The primary purpose of this article is to help those that take hand-written notes, but I am going to start by briefly mentioning other methods.

There are two ways in which notes can be taken.

Digitally Using a Keyboard

The digital method requires you to use a laptop (computer), tablet, or smartphone. The app you use to type your notes varies and comes to personal preference. A word processor, a note app, or even the Gospel Library are some of the options.

Regardless of the medium used, the retrieval of the information is accessible. Simply open the search function and enter what you are looking for.

Hand-written Notes

Using paper and pen is a powerful note-taking technique. Studies have shown information is easier to recall when we engage our hands in the note-taking process. The problem is finding specific information at a later date.

I am sure you have had the same experience that I have had in finding specific information that is stored in your hand-written notes. Pulling down from the shelf one notebook after another in search of what you are looking for is a frustrating experience.

There is an effortless way to making retrieving of information a snap, and that is to use a scanner.

I am not referring to the scanner feature in your printer. The scanning process is slow, and sending it to your computer can result in frustration at the highest level.

I am suggesting using a dedicated scanner such as the ones made by Fujitsu, or better yet, a scanning app on your smartphone or tablet.

An excellent dedicated scanner can run $150 and up. While a scanning app starts at free and is rarely over $10.

On the free side is Scannable made by Evernote and will send your scanned note directly to Evernote. For this, to work, you obviously need to have Evernote, which has a free version. Scannable can be used with Android and Apple devices.

Genius Scan is another excellent app for Apple and Android. It will create a PDF version of your hand-written notes and then send the files to a service of your choice, such as Evernote, Dropbox and etc.

There is also Scanner Pro for Apple. It will scan your notes, and like Genius Scan, send the file to a place of your choice.

Whenever I discuss using scanning apps on a smartphone, I am asked, “Why not just take a picture of the notes since you are using the camera on the phone anyway?”

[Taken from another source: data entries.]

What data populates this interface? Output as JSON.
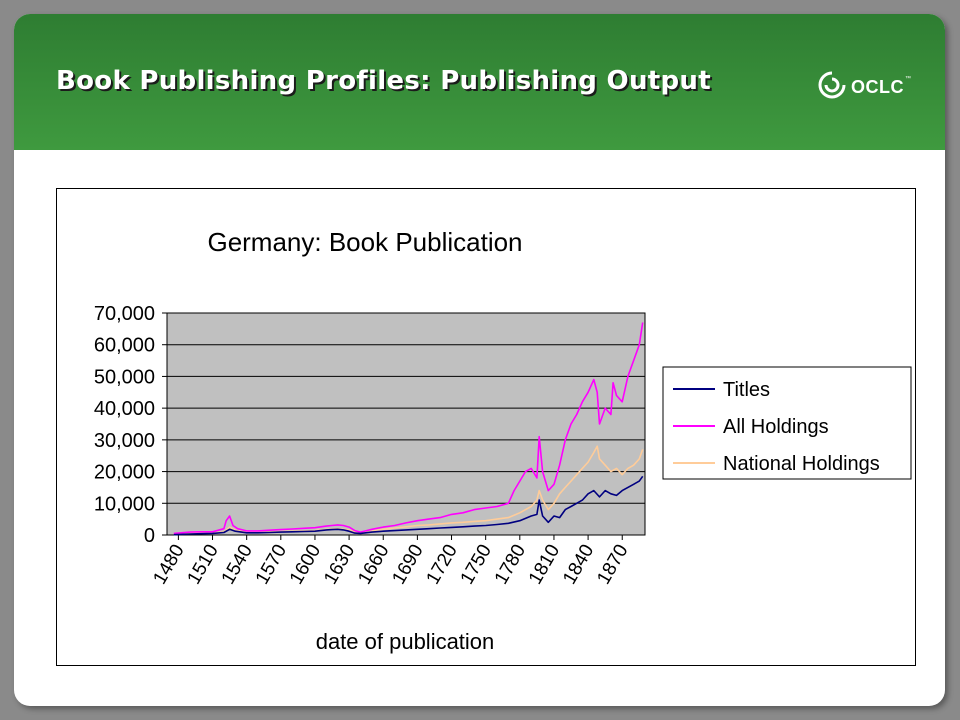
{
  "header": {
    "title": "Book Publishing Profiles: Publishing Output",
    "logo_text": "OCLC",
    "logo_tm": "™",
    "logo_icon": "oclc-swirl-icon",
    "colors": {
      "band": "#3a8f3a",
      "title": "#ffffff"
    }
  },
  "chart_data": {
    "type": "line",
    "title": "Germany: Book Publication",
    "xlabel": "date of publication",
    "ylabel": "",
    "xlim": [
      1470,
      1890
    ],
    "ylim": [
      0,
      70000
    ],
    "x_ticks": [
      1480,
      1510,
      1540,
      1570,
      1600,
      1630,
      1660,
      1690,
      1720,
      1750,
      1780,
      1810,
      1840,
      1870
    ],
    "y_ticks": [
      0,
      10000,
      20000,
      30000,
      40000,
      50000,
      60000,
      70000
    ],
    "y_tick_labels": [
      "0",
      "10,000",
      "20,000",
      "30,000",
      "40,000",
      "50,000",
      "60,000",
      "70,000"
    ],
    "grid": true,
    "plot_background": "#c0c0c0",
    "legend_position": "right",
    "series": [
      {
        "name": "Titles",
        "color": "#000080",
        "x": [
          1476,
          1490,
          1500,
          1510,
          1520,
          1525,
          1530,
          1540,
          1550,
          1560,
          1570,
          1580,
          1590,
          1600,
          1610,
          1615,
          1620,
          1625,
          1630,
          1635,
          1640,
          1650,
          1660,
          1670,
          1680,
          1690,
          1700,
          1710,
          1720,
          1730,
          1740,
          1750,
          1760,
          1770,
          1780,
          1790,
          1795,
          1797,
          1800,
          1805,
          1810,
          1815,
          1820,
          1825,
          1830,
          1835,
          1840,
          1845,
          1850,
          1855,
          1860,
          1865,
          1870,
          1875,
          1880,
          1885,
          1888
        ],
        "y": [
          100,
          300,
          400,
          500,
          800,
          1800,
          1200,
          700,
          700,
          800,
          900,
          1000,
          1100,
          1200,
          1600,
          1700,
          1800,
          1600,
          1200,
          600,
          500,
          900,
          1200,
          1400,
          1600,
          1800,
          2000,
          2200,
          2400,
          2600,
          2800,
          3000,
          3300,
          3700,
          4500,
          6000,
          6500,
          11000,
          6000,
          4000,
          6000,
          5500,
          8000,
          9000,
          10000,
          11000,
          13000,
          14000,
          12000,
          14000,
          13000,
          12500,
          14000,
          15000,
          16000,
          17000,
          18500
        ]
      },
      {
        "name": "All Holdings",
        "color": "#ff00ff",
        "x": [
          1476,
          1490,
          1500,
          1510,
          1520,
          1522,
          1525,
          1528,
          1532,
          1540,
          1550,
          1560,
          1570,
          1580,
          1590,
          1600,
          1610,
          1615,
          1620,
          1625,
          1630,
          1635,
          1640,
          1650,
          1660,
          1670,
          1680,
          1690,
          1700,
          1710,
          1720,
          1730,
          1740,
          1750,
          1760,
          1770,
          1775,
          1780,
          1785,
          1790,
          1795,
          1797,
          1800,
          1805,
          1810,
          1815,
          1820,
          1825,
          1830,
          1835,
          1840,
          1845,
          1848,
          1850,
          1855,
          1860,
          1862,
          1865,
          1870,
          1875,
          1880,
          1885,
          1888
        ],
        "y": [
          500,
          900,
          1000,
          1000,
          2000,
          4500,
          6000,
          3000,
          2000,
          1300,
          1300,
          1500,
          1700,
          1900,
          2100,
          2300,
          2800,
          3000,
          3200,
          3000,
          2500,
          1400,
          900,
          1800,
          2500,
          3000,
          3800,
          4500,
          5000,
          5500,
          6500,
          7000,
          8000,
          8500,
          9000,
          10000,
          14000,
          17000,
          20000,
          21000,
          18000,
          31000,
          20000,
          14000,
          16000,
          22000,
          30000,
          35000,
          38000,
          42000,
          45000,
          49000,
          45000,
          35000,
          40000,
          38000,
          48000,
          44000,
          42000,
          50000,
          55000,
          60000,
          67000
        ]
      },
      {
        "name": "National Holdings",
        "color": "#ffcc99",
        "x": [
          1476,
          1490,
          1500,
          1510,
          1520,
          1525,
          1530,
          1540,
          1550,
          1560,
          1570,
          1580,
          1590,
          1600,
          1610,
          1620,
          1630,
          1635,
          1640,
          1650,
          1660,
          1670,
          1680,
          1690,
          1700,
          1710,
          1720,
          1730,
          1740,
          1750,
          1760,
          1770,
          1780,
          1790,
          1795,
          1797,
          1800,
          1805,
          1810,
          1815,
          1820,
          1825,
          1830,
          1835,
          1840,
          1845,
          1848,
          1850,
          1855,
          1860,
          1865,
          1870,
          1875,
          1880,
          1885,
          1888
        ],
        "y": [
          300,
          500,
          600,
          600,
          1000,
          2500,
          1500,
          900,
          900,
          1000,
          1100,
          1200,
          1300,
          1400,
          1800,
          2000,
          1600,
          1000,
          700,
          1300,
          1800,
          2200,
          2600,
          3000,
          3200,
          3500,
          3800,
          4000,
          4300,
          4500,
          5000,
          5500,
          7000,
          9000,
          11000,
          14000,
          11000,
          8000,
          10000,
          13000,
          15000,
          17000,
          19000,
          21000,
          23000,
          26000,
          28000,
          24000,
          22000,
          20000,
          21000,
          19000,
          21000,
          22000,
          24000,
          27000
        ]
      }
    ]
  }
}
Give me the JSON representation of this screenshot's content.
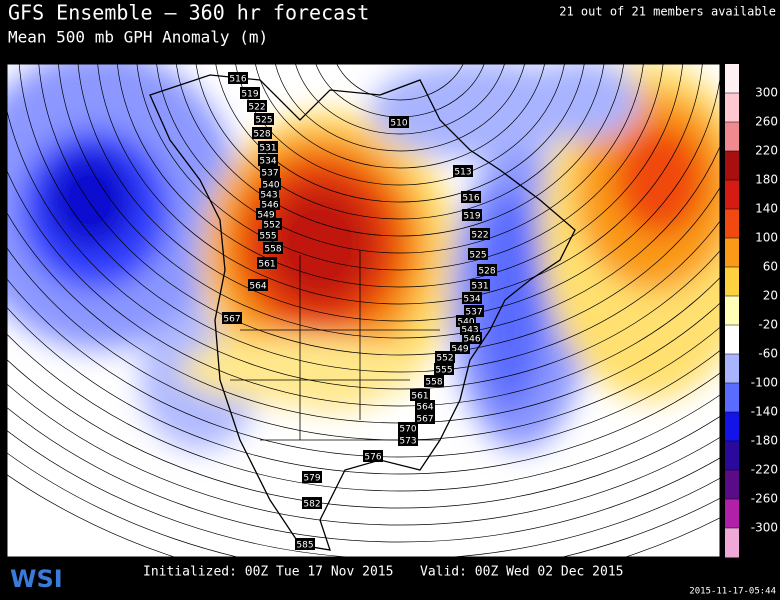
{
  "header": {
    "title": "GFS Ensemble — 360 hr forecast",
    "subtitle": "Mean 500 mb GPH Anomaly (m)",
    "members": "21 out of 21 members available"
  },
  "map": {
    "contour_labels": [
      516,
      519,
      522,
      525,
      528,
      531,
      534,
      537,
      540,
      543,
      546,
      549,
      552,
      555,
      558,
      561,
      564,
      567,
      510,
      513,
      516,
      519,
      522,
      525,
      528,
      531,
      534,
      537,
      540,
      543,
      546,
      549,
      552,
      555,
      558,
      561,
      564,
      567,
      570,
      573,
      576,
      579,
      582,
      585
    ],
    "colorbar": {
      "ticks": [
        300,
        260,
        220,
        180,
        140,
        100,
        60,
        20,
        -20,
        -60,
        -100,
        -140,
        -180,
        -220,
        -260,
        -300
      ],
      "colors": [
        "#fff0f4",
        "#ffc8d0",
        "#f08a90",
        "#a81010",
        "#d41c14",
        "#f04a10",
        "#fa9a18",
        "#ffd040",
        "#ffffb8",
        "#ffffff",
        "#a8b4ff",
        "#5a6cff",
        "#1414e8",
        "#2a0a9c",
        "#5a0c88",
        "#b020a8",
        "#f0a8d8"
      ]
    }
  },
  "footer": {
    "logo": "WSI",
    "initialized": "Initialized: 00Z Tue 17 Nov 2015",
    "valid": "Valid: 00Z Wed 02 Dec 2015",
    "timestamp": "2015-11-17-05:44"
  }
}
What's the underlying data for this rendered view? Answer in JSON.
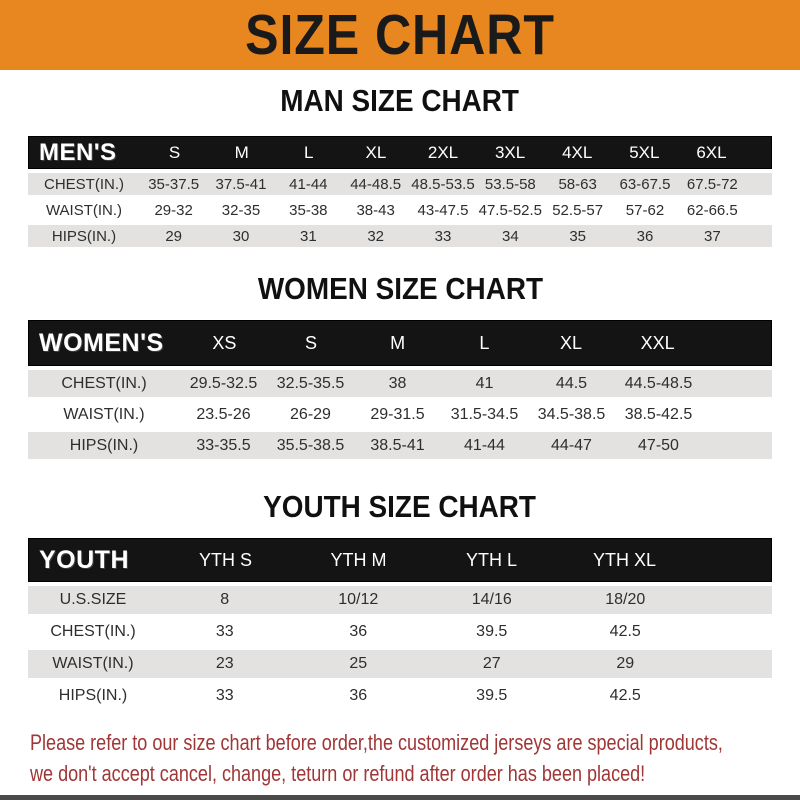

Scanning apps are programmed to take great photos of documents only. Rather than taking a picture of the surface, the note is lying on and the note. Scanning apps will automatically zero-in on only the document, then proceed to add filters automatically, so the scanned document looks like it was run through a copying machine. Another benefit is the app can save the document as a PDF, JPEG, or other formats. Also, the app can make the document searchable, and that is the key benefit of using the app.

Another Hand-writing Method

There is another medium for taking hand-written notes – a tablet. A tablet, stylus, and an app for taking notes are all you need to facilitate the retrieval of information quick and easy. These apps can index your hand-writing, or if you prefer, convert your hand-written notes to text. Another benefit is sharing your notes with someone else is a simple matter of copying and pasting.

Goodnotes and Notability are two excellent apps for Apple devices. For Android, Lecture Notes, and INKredible come highly recommended. In full disclosure, I do not have an Android tablet, and so I have not been able to test the apps.

Best Practice for Pen and Paper

After the conference, using your smartphone, scan the notes, then transfer the scanned copies to Evernote as a JPEG (or PDF). Evernote will make then make the scanned copy searchable. Tag the notes “GC” for general conference. In addition, Evernote can create a link to the document which can then be pasted into the Gospel Library.

You may want to paste the link in a note linked to a scripture in the Gospel Library because the speaker made a powerful statement about that verse.

In the end, your notes will be searchable, and instead of taking hours to find a note, it will take a few seconds.